キープコンセプトの2代目からスタイリングを一新
3代目ゴルフは1991年8月に登場した。この当時、フォルクスワーゲンは拡大政策を推進してチェコのシュコダやスペインのセアトを傘下に収めるなどしていた。日本でも日産と提携しており、1984年からパサートがサンタナという車名でライセンス生産された。そんなこともあってか、このゴルフは発売前に日本の路上でもテストをしたといわれる。
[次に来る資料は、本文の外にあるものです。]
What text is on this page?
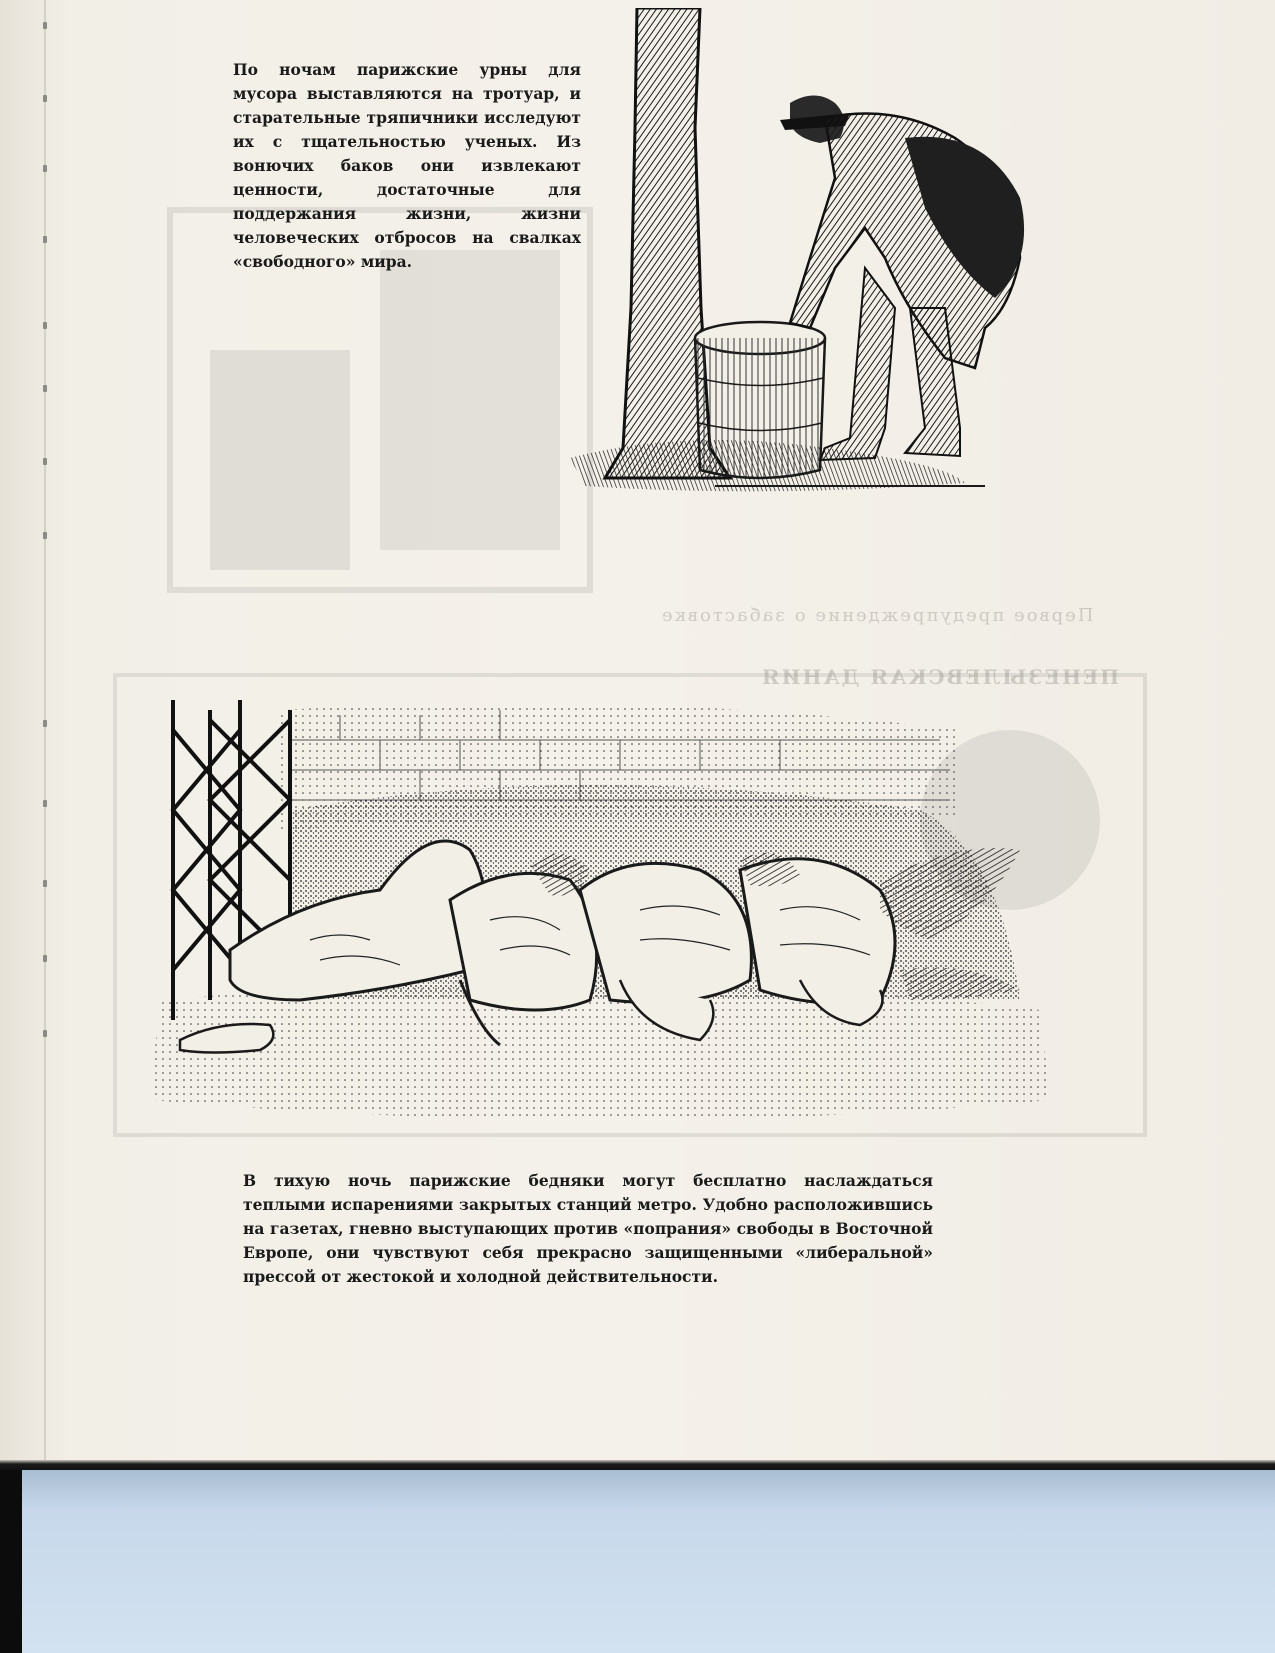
ПЕНЕЗЫЛЕВСКАЯ ДАНИЯ

Первое предупреждение о забастовке

По ночам парижские урны для мусора выставляются на тротуар, и старательные тряпичники исследуют их с тщательностью ученых. Из вонючих баков они извлекают ценности, достаточные для поддержания жизни, жизни человеческих отбросов на свалках «свободного» мира.

В тихую ночь парижские бедняки могут бесплатно наслаждаться теплыми испарениями закрытых станций метро. Удобно расположившись на газетах, гневно выступающих против «попрания» свободы в Восточной Европе, они чувствуют себя прекрасно защищенными «либеральной» прессой от жестокой и холодной действительности.
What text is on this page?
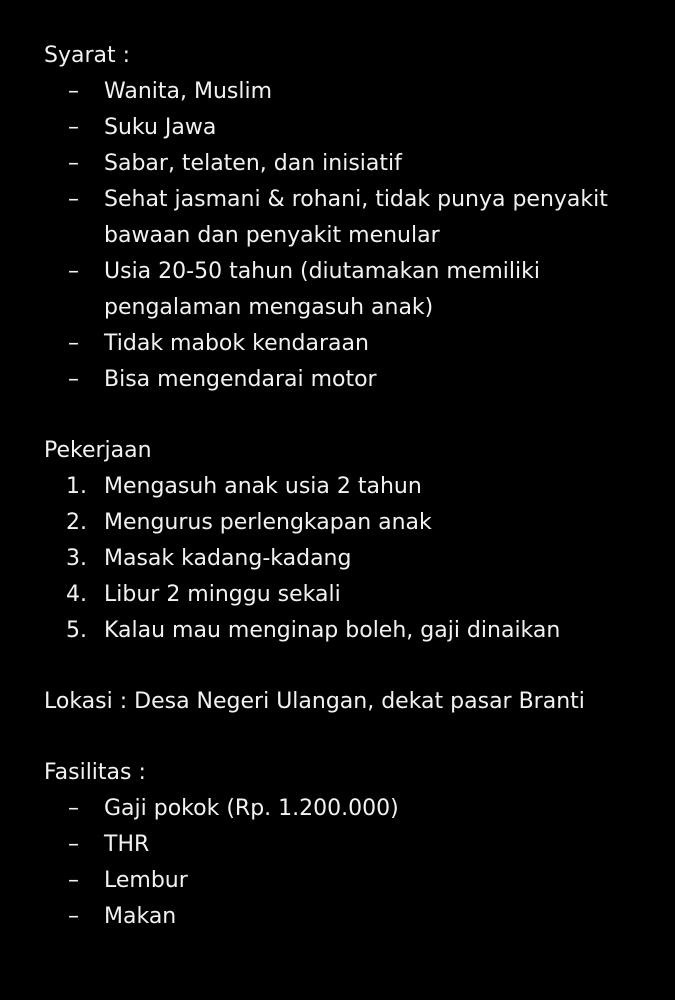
Syarat :
–	Wanita, Muslim
–	Suku Jawa
–	Sabar, telaten, dan inisiatif
–	Sehat jasmani & rohani, tidak punya penyakit bawaan dan penyakit menular
–	Usia 20-50 tahun (diutamakan memiliki pengalaman mengasuh anak)
–	Tidak mabok kendaraan
–	Bisa mengendarai motor
Pekerjaan
1. Mengasuh anak usia 2 tahun
2. Mengurus perlengkapan anak
3. Masak kadang-kadang
4. Libur 2 minggu sekali
5. Kalau mau menginap boleh, gaji dinaikan
Lokasi : Desa Negeri Ulangan, dekat pasar Branti
Fasilitas :
–	Gaji pokok (Rp. 1.200.000)
–	THR
–	Lembur
–	Makan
国際化を進めたゴルフ3であるが、基本的な設計は先代モデルと大きく変わらず、ボディサイズもあまり変化がなかった。ただ、スタイリングについては、2代目が初代のまったくのキープコンセプトだったことを考えれば、だいぶ変わったといえる。もっともそれでも「正常進化」の範囲内であり、ゴルフらしさを守ろうという意識はしっかり働いていた。
スタイリング以外の変化としては、バリエーションの増加、安全面や環境面で充実したこと、それにエンジン排気量の拡大などがある。バリエーションは、のちの時代に比べればまだまだ少ないが、初めてワゴン版がつくられたほか、V6エンジン搭載車が加わっている。
エンジンは4気筒についても、従来の1.2/1.6/1.8Lという構成が、1.3/1.8/2.0Lへとそれぞれひとまわり大きくなった。またディーゼルも従来の1.6Lから1.9Lへと拡大している。ディーゼルはターボとノンターボがあったが、それぞれ直噴が初めて採用されたほか、1991年から酸化触媒が採用された。トランスミッションでは、エコマティックと称する2ペダル式のMTが採用され、これにはアイドリングストップ機構が備わっていた。
環境に対する配慮としては、樹脂部品がすべてリサイクル可能なものになったということも注目点だった。また、ボディサイズが大きくならなかったのも、環境性能を意識した面があったようである。環境に配慮した印象が強いのには、時代背景がある。ゴルフ3を開発していた頃、ドイツでは「緑の党」に象徴される環境運動が盛んになっていた。大気汚染に由来する酸性雨の問題が深刻化しており、速度無制限のアウトバーンに対する風当たりも強くなっていた。1973年と79年に襲った石油危機の影響からも、まだ脱しきれていなかった。